The implemented system utilises a risk matrix detailing the relationship between trust, sensitivity, and permission power inputs and the risk output value. Figure 4 provides a graphical illustration of the final risk rating and the contributing resource sensitivity, permission risk and user trust. Risk is shown by the shade of colour (green low-risk to red for high-risk). In this risk model, there are 6 levels of trust, 5 levels of sensitivity, 3 levels of permission power. In total, this would result in 90 linguistic if-then rules. For example, using the table in conjunction with the previously described levels of sensitivity and trust would result in the following three example rules:
-
IF (Notrust & Unclassified & High) THEN risk = high
-
IF (Baseline & Unclassified & Medium) THEN risk = medium
-
IF (Preferential & Unclassified & Low) THEN risk = low
Defuzzification
The final stage of the fuzzy process is to convert the linguistic rules back to a single output, which is the measure of risk. In the presented technique, the Mean of Maxima method is implemented (Patyra and Mlynek 2012).
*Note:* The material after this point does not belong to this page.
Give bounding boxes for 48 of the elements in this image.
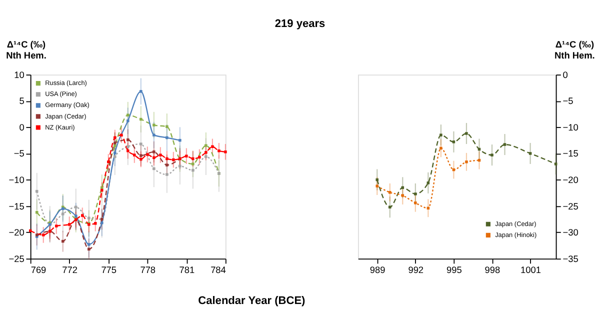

In this method, the defuzzified value is taken as the element with the highest membership values. When there are more than one element having maximum membership values, the mean value of the maxima is taken.
The process adopted is as follows: Let I be a fuzzy set with membership function \(\varphi (x)\) defined over \(x \in X\), where X is a universe of discourse. The defuzzified value, \(x^*\), of a fuzzy set and is defined as:
$$\begin{aligned} x^* \frac{\sum x_{i}\in M x_{i}}{\vert M \vert } \end{aligned}$$
(2)
Here, \(M = \{x_i \vert \varphi (x_i)\}\) is equal to the height of the fuzzy set I and \(\vert M \vert\) is the cardinality of the set M.
The following presents an example output from using this technique for file system access controls:
-
Administrator, 0.83, Research\Homes2, 0.80, 1, 0.5
These values constitute the following comma-separated values in order: the username, user trust value, object name, object sensitivity value, permission risk value, and final risk classification.
Note that in the aforementioned example, user trust, object sensitivity, and permission risk have been converted into percentages. For example, user trust of 0.83 is 5 (sensitive), object sensitivity of 0.8 is 4 (highly), and a permission risk score of 1 is 3 (high). The output score is 0.5, which is 2 (medium risk) as the user has a high level of trust on resources of high sensitivity.